There are a few things to consider before you get started on your journey to parenthood though, and the first among them is determining if you're healthy enough to carry a pregnancy. According to the March of Dimes, you should get a full workup before deciding to become pregnant. It should include blood work, a physical examination, and pap smear. They'll also give you any vaccinations you may need boosters for, check your folic acid levels, and discuss your lifestyle to make sure it's compatible with pregnancy. Do you smoke? How much do you weigh? Do you exercise regularly? All of that will be evaluated in detail. They will also make sure you're taking a prenatal vitamin even before you conceive.

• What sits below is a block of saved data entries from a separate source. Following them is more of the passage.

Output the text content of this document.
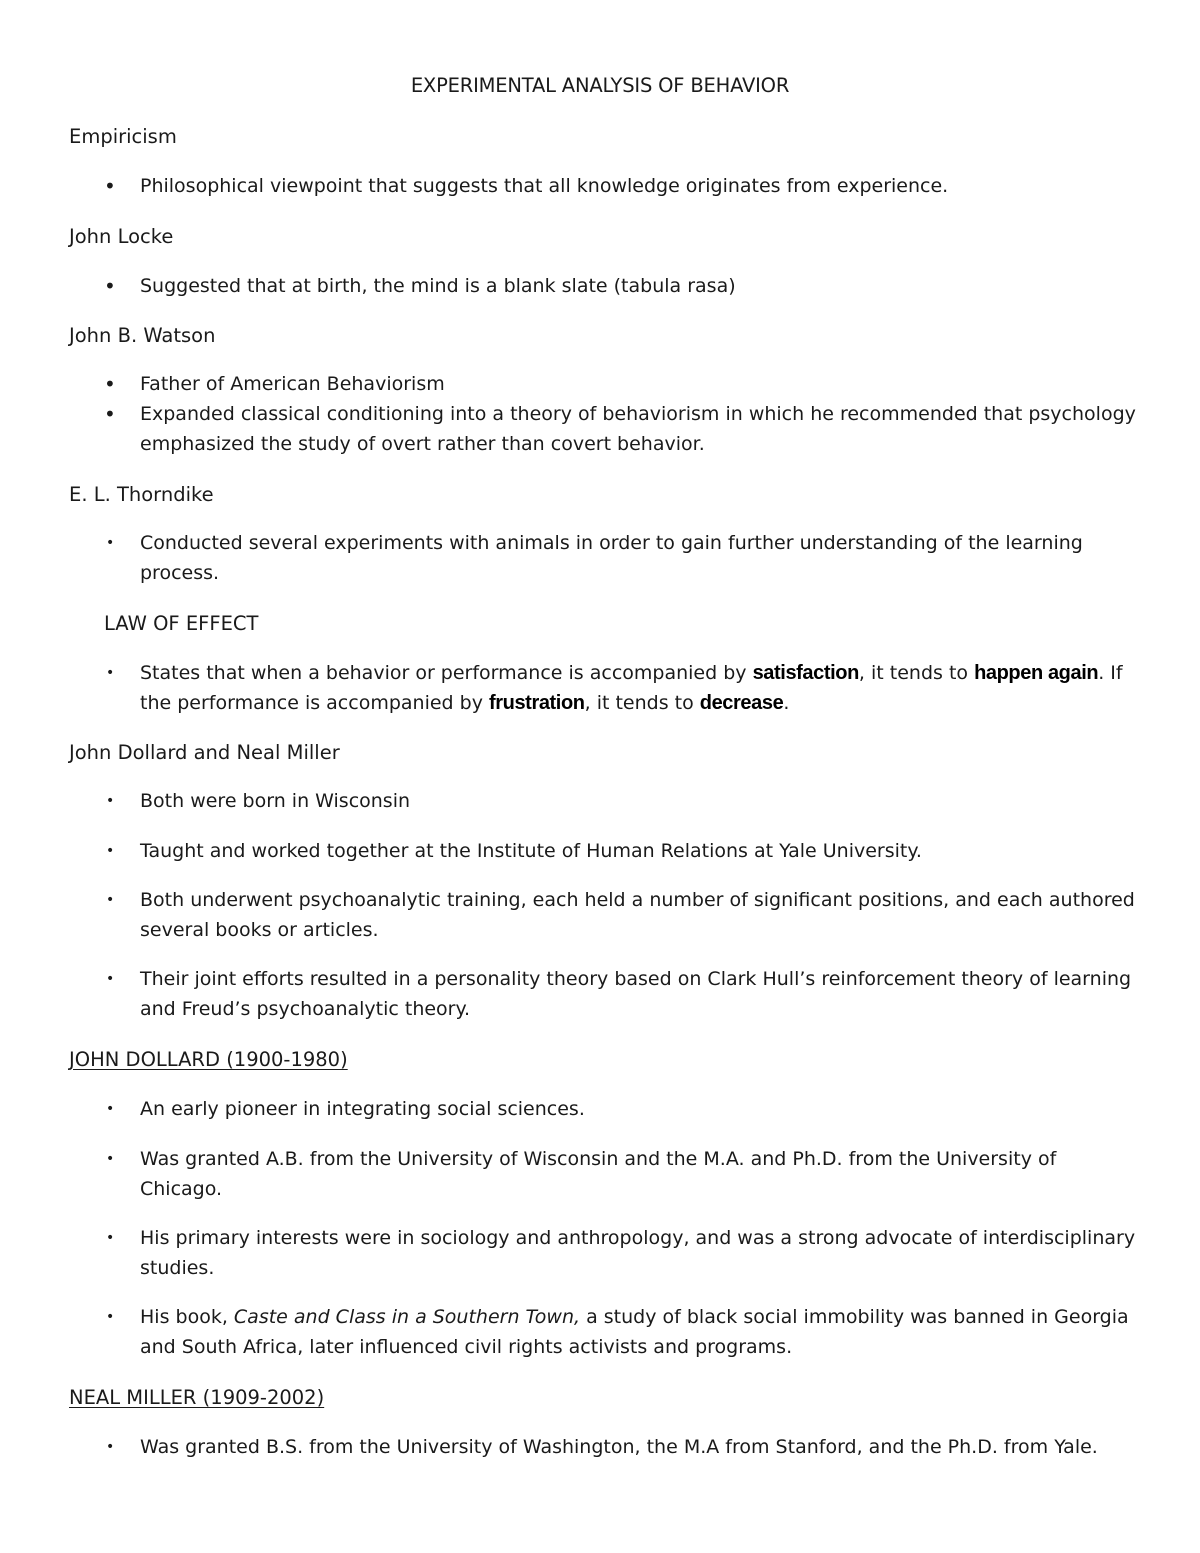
EXPERIMENTAL ANALYSIS OF BEHAVIOR
Empiricism
• Philosophical viewpoint that suggests that all knowledge originates from experience.
John Locke
• Suggested that at birth, the mind is a blank slate (tabula rasa)
John B. Watson
• Father of American Behaviorism
• Expanded classical conditioning into a theory of behaviorism in which he recommended that psychology emphasized the study of overt rather than covert behavior.
E. L. Thorndike
• Conducted several experiments with animals in order to gain further understanding of the learning process.
LAW OF EFFECT
• States that when a behavior or performance is accompanied by satisfaction, it tends to happen again. If the performance is accompanied by frustration, it tends to decrease.
John Dollard and Neal Miller
• Both were born in Wisconsin
• Taught and worked together at the Institute of Human Relations at Yale University.
• Both underwent psychoanalytic training, each held a number of significant positions, and each authored several books or articles.
• Their joint efforts resulted in a personality theory based on Clark Hull’s reinforcement theory of learning and Freud’s psychoanalytic theory.
JOHN DOLLARD (1900-1980)
• An early pioneer in integrating social sciences.
• Was granted A.B. from the University of Wisconsin and the M.A. and Ph.D. from the University of Chicago.
• His primary interests were in sociology and anthropology, and was a strong advocate of interdisciplinary studies.
• His book, Caste and Class in a Southern Town, a study of black social immobility was banned in Georgia and South Africa, later influenced civil rights activists and programs.
NEAL MILLER (1909-2002)
• Was granted B.S. from the University of Washington, the M.A from Stanford, and the Ph.D. from Yale.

Next up: find a donor. If you don't have a partner, a friend, or someone else in mind, there are resources. You could go to your local sperm bank and do a little DNA shopping, but that can be very costly — around $700 per cycle, according to the Sperm Bank of California.
There are alternatives to traditional sperm banks or asking a friend, though. Pride Angel is a service that spans several countries, including the U.S., and works with sperm donors who are willing to donate their DNA for free. The service itself is not free, but it is more affordable than several increments of nearly a thousand dollars. Also, they do the legal legwork for you, which is my next point.

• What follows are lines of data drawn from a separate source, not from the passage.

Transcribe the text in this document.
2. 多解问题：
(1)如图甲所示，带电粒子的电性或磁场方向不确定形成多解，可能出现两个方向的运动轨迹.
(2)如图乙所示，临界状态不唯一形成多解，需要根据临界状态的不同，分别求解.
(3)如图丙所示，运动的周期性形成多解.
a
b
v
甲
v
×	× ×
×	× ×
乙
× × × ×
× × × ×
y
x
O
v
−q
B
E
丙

If you are using a known donor, get everything signed and sealed. There are forms available for purchase online, but make sure to file them and get them notarized, noted RocketLawyer.com. Also, consider keeping extra copies in a safe-deposit box away from your home for safe keeping. For your known donor, get a copy of an updated physical (if he hasn't had one, you should pay for one for him) and his latest blood work that contains an STD report. Hopefully you'll already know his family medical history to determine if it's worth the risk.
Now you'll have to choose your method. For some moms, it's as simple as placing the sperm in a menstrual cup and inserting it into your vagina against your cervix. (I can't even get one to sit right when I'm on my period, so best of luck on that one. I really need to take a Diva Cup course.) For other potential moms, they buy a kit that comes with all they need — or they buy an insemination toy. Insemination toys are a way to get the partner involved in a more romantic and playful way.

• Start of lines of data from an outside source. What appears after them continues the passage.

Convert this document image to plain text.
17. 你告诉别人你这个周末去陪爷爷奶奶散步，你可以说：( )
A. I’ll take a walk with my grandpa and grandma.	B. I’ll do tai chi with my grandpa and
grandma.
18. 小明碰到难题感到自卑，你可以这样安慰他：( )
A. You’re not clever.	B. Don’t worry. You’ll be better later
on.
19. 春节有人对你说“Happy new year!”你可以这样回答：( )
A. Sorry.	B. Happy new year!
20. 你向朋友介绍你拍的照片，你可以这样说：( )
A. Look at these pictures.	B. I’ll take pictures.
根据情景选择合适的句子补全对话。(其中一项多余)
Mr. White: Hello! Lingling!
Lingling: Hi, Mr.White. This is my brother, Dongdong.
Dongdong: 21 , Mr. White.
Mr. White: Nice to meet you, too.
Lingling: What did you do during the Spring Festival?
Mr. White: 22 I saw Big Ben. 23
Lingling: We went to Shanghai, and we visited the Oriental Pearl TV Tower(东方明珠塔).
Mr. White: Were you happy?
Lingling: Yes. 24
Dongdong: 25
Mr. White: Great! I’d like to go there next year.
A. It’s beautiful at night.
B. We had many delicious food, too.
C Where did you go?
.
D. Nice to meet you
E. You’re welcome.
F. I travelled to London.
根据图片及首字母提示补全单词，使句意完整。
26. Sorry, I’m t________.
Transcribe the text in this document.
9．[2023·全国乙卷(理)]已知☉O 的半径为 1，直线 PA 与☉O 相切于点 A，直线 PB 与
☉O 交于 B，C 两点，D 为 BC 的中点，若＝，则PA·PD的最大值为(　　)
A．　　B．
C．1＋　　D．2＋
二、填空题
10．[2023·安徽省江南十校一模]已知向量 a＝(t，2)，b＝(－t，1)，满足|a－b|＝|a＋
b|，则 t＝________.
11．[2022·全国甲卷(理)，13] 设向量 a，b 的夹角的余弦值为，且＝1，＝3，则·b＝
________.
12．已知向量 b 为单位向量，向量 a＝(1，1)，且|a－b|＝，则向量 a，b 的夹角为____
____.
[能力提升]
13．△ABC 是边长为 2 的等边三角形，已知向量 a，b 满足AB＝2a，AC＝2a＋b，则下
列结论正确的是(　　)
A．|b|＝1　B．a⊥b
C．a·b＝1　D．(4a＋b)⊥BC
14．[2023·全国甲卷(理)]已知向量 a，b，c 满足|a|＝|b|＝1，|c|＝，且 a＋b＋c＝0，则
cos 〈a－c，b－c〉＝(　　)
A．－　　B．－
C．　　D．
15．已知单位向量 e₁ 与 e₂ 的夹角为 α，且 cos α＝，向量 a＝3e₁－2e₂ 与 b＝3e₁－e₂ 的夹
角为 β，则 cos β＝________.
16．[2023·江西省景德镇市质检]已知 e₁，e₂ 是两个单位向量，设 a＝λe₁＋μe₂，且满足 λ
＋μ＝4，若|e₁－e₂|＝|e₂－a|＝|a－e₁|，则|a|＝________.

After that, it's all down to the biology and mechanics, according to Dr. Malpani's fertility clinic website. When you're at peak fertility, measured by an over-the-counter fertility monitor, you're ready to get started. The first thing you'll need is to make sure you have a fresh semen sample. According to Malpani's website, the sample should've been ejaculated within the last 30 minutes or be a freshly thawed sample from a bank. If it's from a known donor, have him ejaculate in a non-reactive, wide mouthed container with a lid.
You'll also need to make sure you're well lubricated. If you're using an insemination kit that uses a speculum, invest in a fertility-friendly lubricant to ease the process. If you're using an inseminator toy or traditional needless syringe, you or your partner should arouse you until you're well-lubricated. (Malpani noted that a vibrator has no ill effects on the process.) You should try to find your happy place during this time, too. If you're already blissed out because you or your partner just took you to climax, great. Otherwise, there are helpful meditations available to get your brain in a relaxed place, noted CNY Fertility.
This is one DIY that has no room for creating your own rules — you'll have to follow the directions exactly. Even though, according to the Sperm Bank of California, it's pretty simple, following the directions will help you focus and help prevent issues. The Sperm Bank of California suggested lying back with your legs wide and hips elevated to make the process as simple as it can be. Make sure to get the sample as near your cervix as possible. Just be sure to relax. Rome wasn't built in a day, and neither is conception. Kick back, watch some Netflix, and try not to think about it.
After you're done, you can take a home pregnancy test as soon as the first day of your missed period. Remember, only about 20 percent of women get pregnant on the first try, so don't worry if it doesn't happen immediately. However, if it continues happening, it might be time to see a specialist. Good luck.